WASHINGTON: US President Donald Trump warned Kim Jong-Un he has a “much bigger” nuclear button than the North Korean leader, as Washington dismissed the prospect of high-level talks between Pyongyang and Seoul.

Trump launched the highly personal missive on Twitter hours after his ambassador to the UN Nikki Haley described proposed dialogue between the two Koreas as a “band-aid” and said Washington would never accept a nuclear-armed Pyongyang.

Trump said: “North Korean Leader Kim Jong Un just stated that the ‘Nuclear Button is on his desk at all times.’ “Will someone from his depleted and food starved regime please inform him that I too have a Nuclear Button, but it is a much bigger & more powerful one than his, and my Button works!”

The tweet was in reference to Kim’s annual New Year address in which he warned he has a “nuclear button” on his table, but sweetened his remarks by expressing an interest in dialogue and taking part in the Pyeongchang Games next month.

Inter-Korean hotline reopens

Meanwhile, North and South Korea on Wednesday reopened a cross-border hotline which had been shut down since 2016, forging ahead with peace overtures despite taunts from US President Donald Trump who said he has a “much bigger” nuclear button than Kim Jong-Un.

The hotline was restored at 0630 GMT after Seoul proposed high-level talks in response to an olive branch from the North’s leader, who has offered to send a team to next month’s Winter Olympics in the South.

“The phone conversation lasted 20 minutes,” a South Korean Unification Ministry official said, adding details were not known immediately.

Kim’s overtures to the South marked a rare softening in tone.

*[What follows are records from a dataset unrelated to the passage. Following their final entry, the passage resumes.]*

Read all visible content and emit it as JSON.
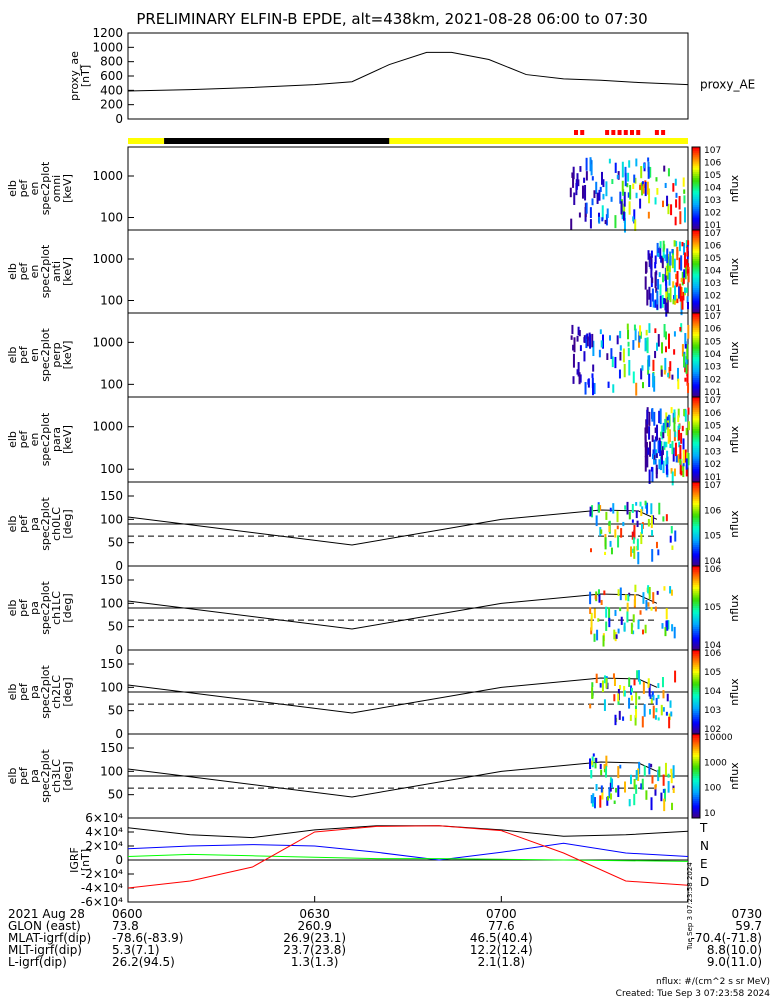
{
  "title": "PRELIMINARY ELFIN-B EPDE, alt=438km, 2021-08-28 06:00 to 07:30",
  "created": "Created: Tue Sep  3 07:23:58 2024",
  "footnote_units": "nflux: #/(cm^2 s sr MeV)",
  "side_stamp": "Tue Sep  3 07:23:58 2024",
  "colors": {
    "sunlight": "#ffff00",
    "eclipse": "#000000",
    "sci_marker": "#ff0000",
    "T": "#000000",
    "N": "#0000ff",
    "E": "#00ff00",
    "D": "#ff0000"
  },
  "chart_data": [
    {
      "type": "line",
      "panel": "proxy_ae",
      "ylabel": [
        "proxy_ae",
        "[nT]"
      ],
      "legend": [
        "proxy_AE"
      ],
      "ylim": [
        0,
        1200
      ],
      "yticks": [
        "0",
        "200",
        "400",
        "600",
        "800",
        "1000",
        "1200"
      ],
      "x": [
        0,
        10,
        20,
        30,
        36,
        42,
        48,
        52,
        58,
        64,
        70,
        76,
        82,
        90
      ],
      "values": [
        390,
        410,
        440,
        480,
        520,
        760,
        930,
        930,
        830,
        620,
        560,
        540,
        510,
        480
      ]
    },
    {
      "type": "timeline",
      "panel": "state_bar",
      "segments": [
        {
          "state": "sunlight",
          "from": 0,
          "to": 5.8
        },
        {
          "state": "eclipse",
          "from": 5.8,
          "to": 42
        },
        {
          "state": "sunlight",
          "from": 42,
          "to": 90
        }
      ],
      "science_zones_minutes": [
        72,
        73,
        77,
        78,
        79,
        80,
        81,
        82,
        85,
        86
      ]
    },
    {
      "type": "heatmap",
      "panel": "omni",
      "ylabel": [
        "elb",
        "pef",
        "en",
        "spec2plot",
        "omni",
        "[keV]"
      ],
      "yscale": "log",
      "ylim": [
        50,
        5000
      ],
      "yticks": [
        "100",
        "1000"
      ],
      "colorbar": {
        "label": "nflux",
        "ticks": [
          "101",
          "102",
          "103",
          "104",
          "105",
          "106",
          "107"
        ]
      },
      "active_window_minutes": [
        71,
        90
      ]
    },
    {
      "type": "heatmap",
      "panel": "anti",
      "ylabel": [
        "elb",
        "pef",
        "en",
        "spec2plot",
        "anti",
        "[keV]"
      ],
      "yscale": "log",
      "ylim": [
        50,
        5000
      ],
      "yticks": [
        "100",
        "1000"
      ],
      "colorbar": {
        "label": "nflux",
        "ticks": [
          "101",
          "102",
          "103",
          "104",
          "105",
          "106",
          "107"
        ]
      },
      "active_window_minutes": [
        83,
        90
      ]
    },
    {
      "type": "heatmap",
      "panel": "perp",
      "ylabel": [
        "elb",
        "pef",
        "en",
        "spec2plot",
        "perp",
        "[keV]"
      ],
      "yscale": "log",
      "ylim": [
        50,
        5000
      ],
      "yticks": [
        "100",
        "1000"
      ],
      "colorbar": {
        "label": "nflux",
        "ticks": [
          "101",
          "102",
          "103",
          "104",
          "105",
          "106",
          "107"
        ]
      },
      "active_window_minutes": [
        71,
        90
      ]
    },
    {
      "type": "heatmap",
      "panel": "para",
      "ylabel": [
        "elb",
        "pef",
        "en",
        "spec2plot",
        "para",
        "[keV]"
      ],
      "yscale": "log",
      "ylim": [
        50,
        5000
      ],
      "yticks": [
        "100",
        "1000"
      ],
      "colorbar": {
        "label": "nflux",
        "ticks": [
          "101",
          "102",
          "103",
          "104",
          "105",
          "106",
          "107"
        ]
      },
      "active_window_minutes": [
        83,
        90
      ]
    },
    {
      "type": "heatmap",
      "panel": "ch0LC",
      "ylabel": [
        "elb",
        "pef",
        "pa",
        "spec2plot",
        "ch0LC",
        "[deg]"
      ],
      "ylim": [
        0,
        180
      ],
      "yticks": [
        "0",
        "50",
        "100",
        "150"
      ],
      "colorbar": {
        "label": "nflux",
        "ticks": [
          "104",
          "105",
          "106",
          "107"
        ]
      },
      "hline": 90,
      "x": [
        0,
        36,
        60,
        76,
        82,
        85
      ],
      "solid": [
        105,
        45,
        100,
        120,
        118,
        100
      ],
      "dashed": [
        64,
        64,
        64,
        64,
        64,
        64
      ]
    },
    {
      "type": "heatmap",
      "panel": "ch1LC",
      "ylabel": [
        "elb",
        "pef",
        "pa",
        "spec2plot",
        "ch1LC",
        "[deg]"
      ],
      "ylim": [
        0,
        180
      ],
      "yticks": [
        "0",
        "50",
        "100",
        "150"
      ],
      "colorbar": {
        "label": "nflux",
        "ticks": [
          "104",
          "105",
          "106"
        ]
      },
      "hline": 90,
      "x": [
        0,
        36,
        60,
        76,
        82,
        85
      ],
      "solid": [
        105,
        45,
        100,
        120,
        118,
        100
      ],
      "dashed": [
        64,
        64,
        64,
        64,
        64,
        64
      ]
    },
    {
      "type": "heatmap",
      "panel": "ch2LC",
      "ylabel": [
        "elb",
        "pef",
        "pa",
        "spec2plot",
        "ch2LC",
        "[deg]"
      ],
      "ylim": [
        0,
        180
      ],
      "yticks": [
        "0",
        "50",
        "100",
        "150"
      ],
      "colorbar": {
        "label": "nflux",
        "ticks": [
          "102",
          "103",
          "104",
          "105",
          "106"
        ]
      },
      "hline": 90,
      "x": [
        0,
        36,
        60,
        76,
        82,
        85
      ],
      "solid": [
        105,
        45,
        100,
        120,
        118,
        100
      ],
      "dashed": [
        64,
        64,
        64,
        64,
        64,
        64
      ]
    },
    {
      "type": "heatmap",
      "panel": "ch3LC",
      "ylabel": [
        "elb",
        "pef",
        "pa",
        "spec2plot",
        "ch3LC",
        "[deg]"
      ],
      "ylim": [
        0,
        180
      ],
      "yticks": [
        "50",
        "100",
        "150"
      ],
      "colorbar": {
        "label": "nflux",
        "ticks": [
          "10",
          "100",
          "1000",
          "10000"
        ]
      },
      "hline": 90,
      "x": [
        0,
        36,
        60,
        76,
        82,
        85
      ],
      "solid": [
        105,
        45,
        100,
        120,
        118,
        100
      ],
      "dashed": [
        64,
        64,
        64,
        64,
        64,
        64
      ]
    },
    {
      "type": "line",
      "panel": "IGRF",
      "ylabel": [
        "IGRF",
        "[nT]"
      ],
      "ylim": [
        -60000,
        60000
      ],
      "yticks": [
        "-6×10⁴",
        "-4×10⁴",
        "-2×10⁴",
        "0",
        "2×10⁴",
        "4×10⁴",
        "6×10⁴"
      ],
      "x": [
        0,
        10,
        20,
        30,
        40,
        50,
        60,
        70,
        80,
        90
      ],
      "series": [
        {
          "name": "T",
          "values": [
            46000,
            36000,
            32000,
            43000,
            49000,
            49000,
            43000,
            34000,
            36000,
            41000
          ]
        },
        {
          "name": "N",
          "values": [
            16000,
            20000,
            22000,
            20000,
            11000,
            0,
            11000,
            24000,
            10000,
            5000
          ]
        },
        {
          "name": "E",
          "values": [
            5000,
            8000,
            6000,
            4000,
            2000,
            2000,
            1000,
            0,
            -1000,
            -2000
          ]
        },
        {
          "name": "D",
          "values": [
            -40000,
            -30000,
            -10000,
            40000,
            48000,
            49000,
            42000,
            10000,
            -30000,
            -36000
          ]
        }
      ]
    }
  ],
  "ephemeris": {
    "rows": [
      {
        "label": "2021 Aug 28",
        "values": [
          "0600",
          "0630",
          "0700",
          "0730"
        ]
      },
      {
        "label": "GLON (east)",
        "values": [
          "73.8",
          "260.9",
          "77.6",
          "59.7"
        ]
      },
      {
        "label": "MLAT-igrf(dip)",
        "values": [
          "-78.6(-83.9)",
          "26.9(23.1)",
          "46.5(40.4)",
          "-70.4(-71.8)"
        ]
      },
      {
        "label": "MLT-igrf(dip)",
        "values": [
          "5.3(7.1)",
          "23.7(23.8)",
          "12.2(12.4)",
          "8.8(10.0)"
        ]
      },
      {
        "label": "L-igrf(dip)",
        "values": [
          "26.2(94.5)",
          "1.3(1.3)",
          "2.1(1.8)",
          "9.0(11.0)"
        ]
      }
    ]
  }
}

Tensions have surged in recent months following a flurry of North Korean missile launches and its most powerful nuclear test yet.

Seoul responded with an offer to hold talks on Jan 9 — the first since 2015 — to discuss “matters of mutual interest” including the North’s Olympic participation.

US State Department spokesman Heather Nauert also warned that Kim “may be trying to drive a wedge of some sort between the two nations — between our nation and the Republic of Korea (South Korea)”.

But the tentative rapprochement seemed to be moving ahead on Wednesday, with Kim welcoming Seoul’s support for his overtures, according to Ri Son-gwon, the head of North Korea’s agency handling inter-Korean affairs.

Hotline ‘very significant’

The two countries, divided by a Demilitarised Zone since the end of the 1950-53 Korean War, last held high-level talks in 2015 to try to ease tensions.

The hotline in the border truce village of Panmunjom remained operational until February 2016. It was shut down when relations worsened over a dispute involving the jointly operated and now closed Kaesong industrial complex.

Seoul welcomed Pyongyang’s decision to reopen the hotline as “very significant”.

Its President Moon Jae-In has long favoured engagement with the North, but the Trump administration insists the regime must give up its weapons drive before any negotiations can take place.